You launch the new update, your engineers eagerly staring at their APM platform waiting to catch regressions, calculate error rates, identify improperly-written lines of code that are affecting your users. Your development team resolves the major issues and the site starts to normalize again… Now what?
As time goes on, are your developers focusing their efforts on the new issues that affect less than a percent of site traffic? In all likelihood, those errors are put into the low-priority bucket.
When the Director of Finance is browsing the site and flags an error to the rest of the team… That error is likely to be prioritized, right?
And with the data APMs are providing you, why wouldn’t you want to focus on the bugs that your director caught or the ones affecting only a large enough percent of your web traffic to be flagged?
It makes sense to operate this way… Until it suddenly doesn’t.
Why we love APMs
Application Performance Monitoring tools are great for initial releases.
No code is perfect, and app monitoring tools like New Relic and Dynatrace give you a view into the velocity rate of your site errors, which is super helpful when doing a major launch.
But after that launch, unless your web store is completely static and isn’t using any third party apps, there’s a surprising amount of nooks and crannies that could let an error flow in. (To learn about how errors leak into your system without your knowledge, check out this article on Why Site Errors Aren’t Always Your Engineering Team’s Fault)
Does error occurrence data really matter?
I’ve heard this argument quite a few times now, "What if an error is only happening sometimes, and only to a tiny portion of our traffic? Is that worth our developers' time and resources?"

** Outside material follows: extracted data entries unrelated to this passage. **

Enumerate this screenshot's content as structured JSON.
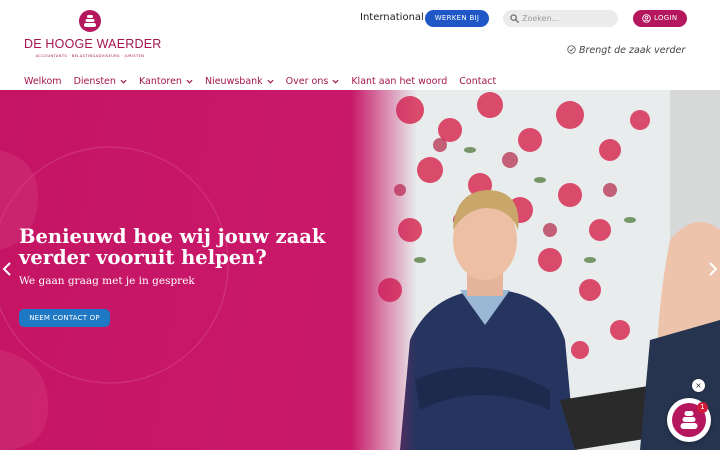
{
  "logo": {
    "name": "DE HOOGE WAERDER",
    "subtitle": "ACCOUNTANTS · BELASTINGADVISEURS · JURISTEN",
    "icon": "stacked-stones-icon"
  },
  "utility": {
    "international_label": "International",
    "werken_label": "WERKEN BIJ",
    "search_placeholder": "Zoeken...",
    "login_label": "LOGIN"
  },
  "tagline": "Brengt de zaak verder",
  "nav": {
    "items": [
      {
        "label": "Welkom",
        "dropdown": false
      },
      {
        "label": "Diensten",
        "dropdown": true
      },
      {
        "label": "Kantoren",
        "dropdown": true
      },
      {
        "label": "Nieuwsbank",
        "dropdown": true
      },
      {
        "label": "Over ons",
        "dropdown": true
      },
      {
        "label": "Klant aan het woord",
        "dropdown": false
      },
      {
        "label": "Contact",
        "dropdown": false
      }
    ]
  },
  "hero": {
    "title": "Benieuwd hoe wij jouw zaak verder vooruit helpen?",
    "subtitle": "We gaan graag met je in gesprek",
    "cta_label": "NEEM CONTACT OP"
  },
  "chat": {
    "badge_count": "1",
    "close_glyph": "×"
  },
  "colors": {
    "brand": "#a3164f",
    "hero_pink": "#c71566",
    "werken_button": "#1f57c7",
    "cta_button": "#1e78c4"
  }
}
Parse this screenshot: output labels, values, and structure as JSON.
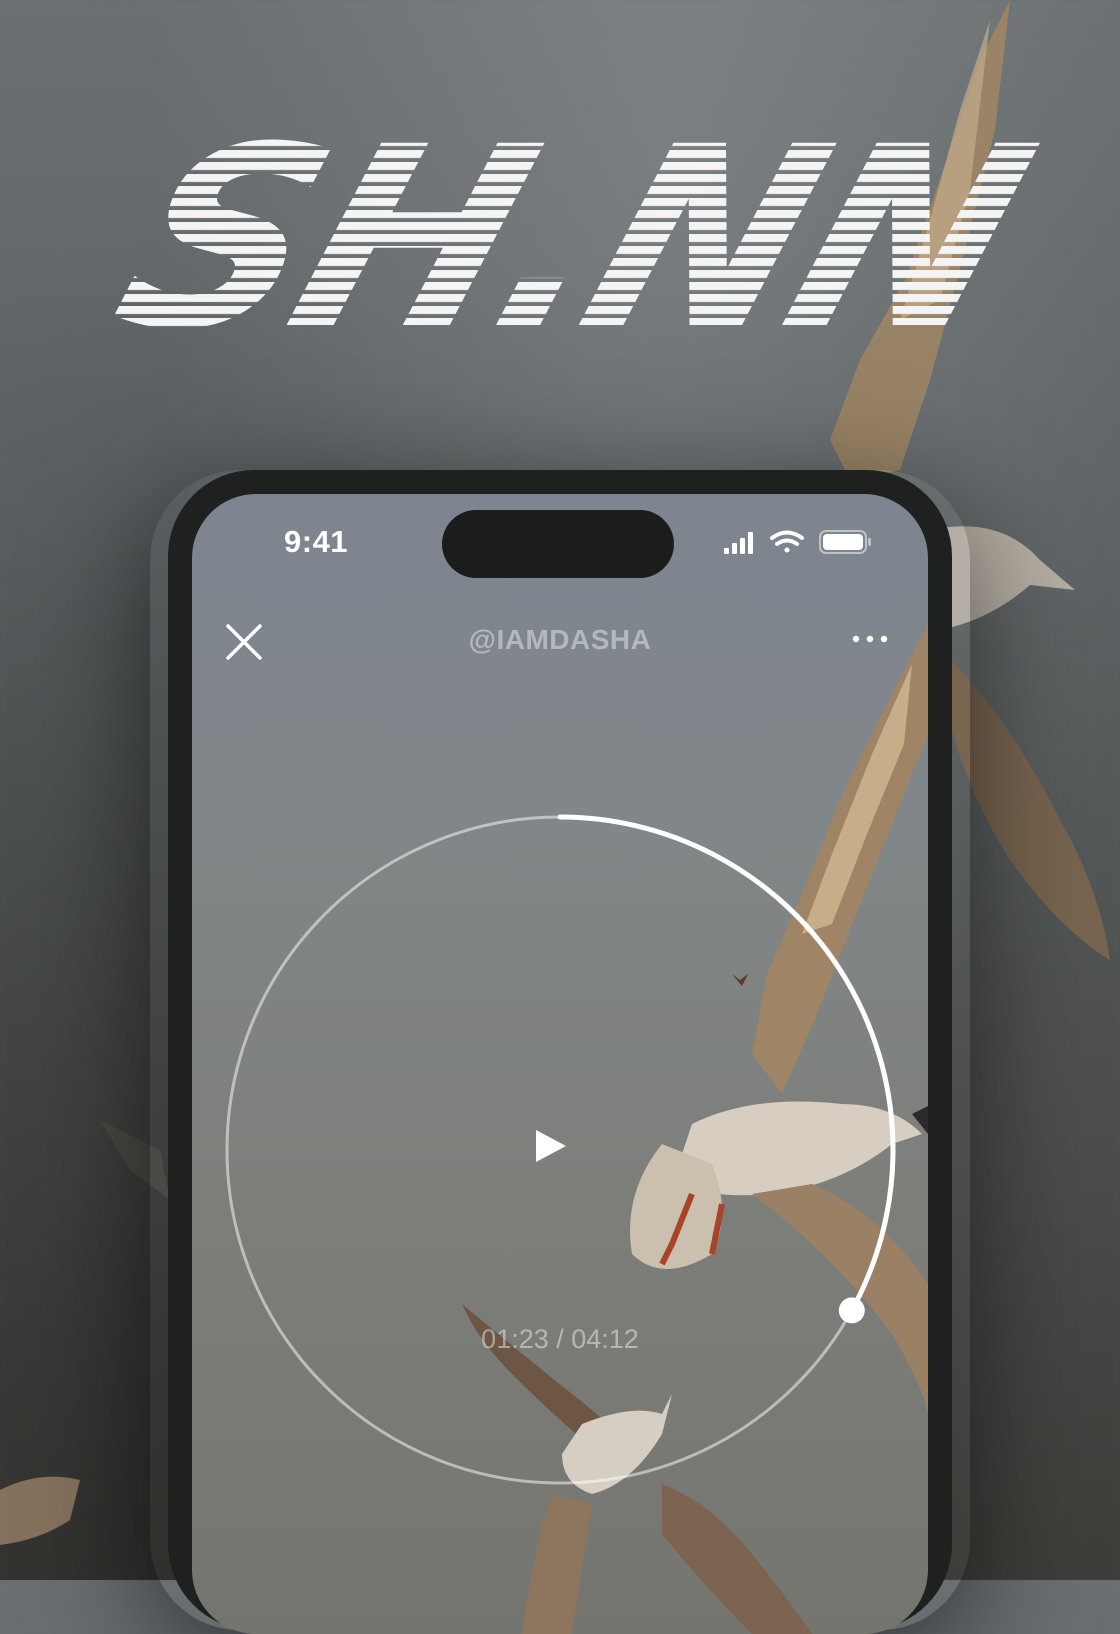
{
  "logo": {
    "text": "SH.NN",
    "icon": "striped-glitch-wordmark"
  },
  "status_bar": {
    "time": "9:41",
    "icons": [
      "cellular-signal-icon",
      "wifi-icon",
      "battery-icon"
    ]
  },
  "header": {
    "username": "@IAMDASHA",
    "close_icon": "close-icon",
    "more_icon": "more-dots-icon"
  },
  "player": {
    "elapsed": "01:23",
    "total": "04:12",
    "timecode": "01:23 / 04:12",
    "progress": 0.33,
    "play_icon": "play-icon"
  },
  "colors": {
    "accent": "#ffffff",
    "phone_frame": "#1f2020",
    "island": "#1c1c1c"
  }
}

Honestly, it’s a fair argument.
Armed with only that data, there’s no reason to prioritize that fix, especially if there’s another bug that’s interacting with 10% of your visitors.
So I wouldn’t fault you for putting that into a low priority bucket and stamping on a "We’ll get to it eventually" sticker. You have limited time, and your APM is telling you there are more pressing issues to address!
But what makes that other error truly more pressing than the one only affecting fringe cases of traffic? Because if it’s simply just the number of times said error has occurred, I argue that it might not be as pressing as you may think.
What if the fringe error only occurs to approximately 5 people 3 times a week, but the error itself is blocking those users from completing their order? That’s 15 sales in a week that could have happened, which you could argue is not a lot. It would be easy enough to sweep that under the proverbial rug and deal with that when your developers don’t have active projects on the go.
BUT
With ecommerce AOV sitting at around $58 USD, that’s $870 in revenue lost in a week. And the week after that, and the week after that.
After a year of that low-velocity, “low priority” error sitting in the backlog, you’ve lost $45K in revenue that should have come in.
Now imagine you’ve backlogged a few of those low velocity errors, or the new errors being introduced into your environment aren’t significant enough to be flagged due to minimum occurrence thresholds... (By the way, here’s why that happens)
There’s going to be a lot of tech debt looming in the background that, without something else in place, is going to go unaddressed.
How to eliminate ecommerce tech debt
Okay, so how do you get that something else that could make error-debt a thing of the past for your teams?
You’re going to need something that will detect ALL errors across all browsers and devices, that will capture session recordings and (more importantly) full stack traces for your engineers, that will assign a hard dollar value to every individual bug so engineers and business users can know the true impact of any issue, and that will auto-prioritize based on potential losses in revenue so the team knows what to focus on… And have this running at all times.
By implementing the above system (Surprise! There's a platform that does all this for you), your ecommerce and Engineering teams are going to have solid data-driven way to plan sprints, work on projects with demonstrated financial impact to the business, solve issues more efficiently, and consistently improve the customer user experience.
Major brands have already been getting on board with this new system:
Guess has improved their checkout conversions by 6%.
Champion has seen an ROI of 18x, saying, "We have been able to resolve and address issues, without waiting for customer generated tickets, proactively and become better aligned on the impact of what we’re working on."
Moschino touts an impressive 99.57x ROI having identified and resolved over 100 errors on their ecommerce platform over an 18 month period.
To name a few...
What’s the common denominator between these brands that led to the numbers we’re seeing above?
It’s Noibu. The industry leading error detection, revenue recovery software built specifically for ecommerce sites.
Using Noibu’s auto-detection and prioritization software, 100s of ecommerce brands worldwide have eliminated their tech-debt, made their developers happier, improved user experience and reduced customer complaints, refocused teams around data, and accelerated error resolution time.
All that stuff? You’re not going to get from an APM tool.
So sure, APMs have their use and we’re not saying you should abandon yours… Just that it shouldn’t be the only tech you have at your disposal.
Because when you get down to it, what’s really more important for your brand? The amount of people seeing something, or the amount of actual revenue being blocked?